In the last few years we have seen the introduction of new rules that are designed to make access to capital more available to early stage companies. It has been widely reported that results have been mixed, at best.

There are several alternative approaches for sure, and issuers need to be clear about what their options are and what the best option is to meet their specific needs are, as well as which option will give them the best opportunity to succeed.

Issuers setting out to generally solicit their offering should set their expectations realistically. Just because you can now mass-advertise your offering and even market your offering to non-accredited investors (under Reg A+), there are no guarantees. The fact is that more often than not, issuers are disappointed at the level of interest and participation from the crowd.

So what can an issuer do to level-set its expectations? Test the waters. One of the best ways to do that is to plan and execute a rewards-based campaign, like Kickstarter, in anticipation of a planned 506(c) or Reg A+ offering. There are several benefits to doing this:

  1. It allows the issuer to gauge the interest, or “deal heat” in its value proposition from the general public. Chances are pretty good that if your rewards-based campaign generates a buzz that a larger campaign will have some level of success.

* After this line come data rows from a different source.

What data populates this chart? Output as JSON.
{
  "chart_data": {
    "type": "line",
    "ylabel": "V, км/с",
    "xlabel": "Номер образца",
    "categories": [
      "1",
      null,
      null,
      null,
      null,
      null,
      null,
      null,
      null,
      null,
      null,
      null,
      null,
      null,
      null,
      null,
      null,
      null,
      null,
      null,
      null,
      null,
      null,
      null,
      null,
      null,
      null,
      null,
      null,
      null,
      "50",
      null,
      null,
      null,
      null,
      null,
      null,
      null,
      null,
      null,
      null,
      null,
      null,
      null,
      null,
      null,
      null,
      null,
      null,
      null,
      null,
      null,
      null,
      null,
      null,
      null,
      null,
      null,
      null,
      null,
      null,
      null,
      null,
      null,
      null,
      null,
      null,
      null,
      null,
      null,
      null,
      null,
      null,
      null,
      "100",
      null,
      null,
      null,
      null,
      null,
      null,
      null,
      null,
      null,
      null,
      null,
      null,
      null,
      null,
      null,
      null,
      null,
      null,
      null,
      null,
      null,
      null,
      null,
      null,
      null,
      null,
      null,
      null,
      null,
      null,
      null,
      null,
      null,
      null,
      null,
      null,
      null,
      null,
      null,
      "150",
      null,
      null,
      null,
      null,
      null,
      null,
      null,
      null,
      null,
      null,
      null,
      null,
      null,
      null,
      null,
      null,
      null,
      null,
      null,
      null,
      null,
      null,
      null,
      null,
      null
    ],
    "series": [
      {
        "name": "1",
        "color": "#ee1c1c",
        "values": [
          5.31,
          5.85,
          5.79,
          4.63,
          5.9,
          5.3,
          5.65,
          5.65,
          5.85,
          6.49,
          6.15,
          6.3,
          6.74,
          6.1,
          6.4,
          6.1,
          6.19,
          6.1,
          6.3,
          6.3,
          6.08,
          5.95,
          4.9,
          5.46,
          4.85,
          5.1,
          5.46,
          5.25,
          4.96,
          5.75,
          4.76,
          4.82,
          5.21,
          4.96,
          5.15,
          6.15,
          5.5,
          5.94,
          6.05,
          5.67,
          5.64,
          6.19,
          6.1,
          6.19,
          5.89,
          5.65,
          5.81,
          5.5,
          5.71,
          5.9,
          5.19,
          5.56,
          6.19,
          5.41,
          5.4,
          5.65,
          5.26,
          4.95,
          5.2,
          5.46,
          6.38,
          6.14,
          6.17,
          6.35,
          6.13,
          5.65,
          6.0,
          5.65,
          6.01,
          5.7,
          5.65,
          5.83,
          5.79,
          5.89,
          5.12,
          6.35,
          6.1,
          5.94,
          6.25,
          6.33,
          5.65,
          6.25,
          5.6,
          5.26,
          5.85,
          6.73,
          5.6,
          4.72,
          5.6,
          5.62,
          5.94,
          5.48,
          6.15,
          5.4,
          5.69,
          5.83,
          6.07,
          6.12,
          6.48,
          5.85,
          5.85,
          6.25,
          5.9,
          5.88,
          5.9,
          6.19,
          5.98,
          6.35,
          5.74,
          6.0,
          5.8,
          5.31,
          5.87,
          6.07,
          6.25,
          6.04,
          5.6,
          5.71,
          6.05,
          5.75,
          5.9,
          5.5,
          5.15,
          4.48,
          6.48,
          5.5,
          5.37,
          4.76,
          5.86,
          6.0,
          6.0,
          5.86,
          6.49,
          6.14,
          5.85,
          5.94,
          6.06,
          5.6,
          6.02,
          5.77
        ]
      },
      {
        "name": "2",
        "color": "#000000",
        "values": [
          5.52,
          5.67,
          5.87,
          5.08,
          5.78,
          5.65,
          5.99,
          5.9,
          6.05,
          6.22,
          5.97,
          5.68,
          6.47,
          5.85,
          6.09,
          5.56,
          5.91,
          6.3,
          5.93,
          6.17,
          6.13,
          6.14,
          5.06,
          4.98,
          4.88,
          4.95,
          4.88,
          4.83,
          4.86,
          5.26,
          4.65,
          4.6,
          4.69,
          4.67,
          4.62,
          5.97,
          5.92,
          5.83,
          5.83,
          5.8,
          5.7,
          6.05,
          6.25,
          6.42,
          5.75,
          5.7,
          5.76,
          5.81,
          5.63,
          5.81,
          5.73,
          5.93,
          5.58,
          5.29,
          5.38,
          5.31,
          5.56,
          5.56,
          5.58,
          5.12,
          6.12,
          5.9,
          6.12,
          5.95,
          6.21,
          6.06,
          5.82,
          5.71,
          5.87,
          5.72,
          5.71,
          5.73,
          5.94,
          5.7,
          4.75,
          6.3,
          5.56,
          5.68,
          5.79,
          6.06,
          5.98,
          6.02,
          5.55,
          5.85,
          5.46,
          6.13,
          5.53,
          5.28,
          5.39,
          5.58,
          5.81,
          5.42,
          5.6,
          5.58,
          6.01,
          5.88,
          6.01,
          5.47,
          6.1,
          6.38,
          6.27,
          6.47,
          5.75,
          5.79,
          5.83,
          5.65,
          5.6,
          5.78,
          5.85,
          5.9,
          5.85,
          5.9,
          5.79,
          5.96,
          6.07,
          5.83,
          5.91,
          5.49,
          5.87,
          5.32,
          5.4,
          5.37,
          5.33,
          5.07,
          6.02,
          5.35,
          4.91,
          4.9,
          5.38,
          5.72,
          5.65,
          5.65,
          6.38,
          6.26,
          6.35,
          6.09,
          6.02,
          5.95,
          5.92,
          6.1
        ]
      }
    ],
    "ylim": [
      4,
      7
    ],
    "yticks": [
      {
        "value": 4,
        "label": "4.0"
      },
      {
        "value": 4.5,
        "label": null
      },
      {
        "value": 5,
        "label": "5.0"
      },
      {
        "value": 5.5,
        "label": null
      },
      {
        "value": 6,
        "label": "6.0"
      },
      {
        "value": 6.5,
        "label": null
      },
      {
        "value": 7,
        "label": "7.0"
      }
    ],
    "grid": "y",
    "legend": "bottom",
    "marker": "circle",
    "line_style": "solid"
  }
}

On the other hand, if it is not well-received, then you might want to rethink what you are doing before you invest the time and resources in a larger offering.
  2. It offers “social validation”. If your rewards-based campaign is a success, you will be able to use that as proof that other people believe in what you are doing. Social validation is invaluable as you pitch to other investors.
  3. A reliable strategy to plan a future round. The level of traction your rewards-based campaign gets can be highly useful in the process of determining how much capital you should target raising, the terms you should offer to attract investors and even how viable your pitch is and if you should go back and make any changes. Past results are no guarantee, but they are a legitimate indicator of future interest.
  4. It can be a great way to start building a database of investors into future rounds. Folks that chip in to your rewards-based campaign are chipping in because they believe in your product or service. They are not chipping with an expectation of liquidity in their investment or for equity in your business at all These are the true believers. Is there anyone better to convert into a shareholder in future rounds?
  5. Potential to launch future offering with stronger buzz. A successful rewards-based campaign can be used to get media attention and build awareness for future offerings in a way that would not have been possible without having achieved that success and built that traction.
  6. Can enable a larger budget and defray expenses for more proactive funding round.Administrative, legal and marketing costs to launching a Rule 506(c) or Reg A+ round can range. A successful rewards-based campaign can provide capital to ensure the issuer will be able to take full advantage of all resources available in future rounds of financing.

Nothing chills the offering process and undermines business planning more than launching a campaign only to receive a lackluster response. There are a lot of different reasons that campaigns fail but it all basically comes down to the fact that the issuer’s value proposition failed to resonate.

“Testing the waters” within the context of a campaign to generally solicit securities is most often associated with the ability of an issuer to ask for some kind of indication of interest from prospective investors with respect to participating in the issuer’s offering. But it is nonbinding and often unreliable. An issuer might get overconfident in the interest in its offering because of a strong response of so-called interest in its offering, only to get much less actual participation when it pushes forward to its offering. And it may have let that confidence drive its offering terms resulting in an “ask” which doesn’t ultimately balance with the public’s perception of what it is receiving in the “offer” side of the equation.

On the other hand, companies considering selling securities through a Rule 506(c) or Reg A+ offering would be well-served to first test the waters with a rewards-based program to get a sense for the reception that offering is likely to receive. In this case, there is measurable behavior that the issuer can use to better inform its capitalization strategy.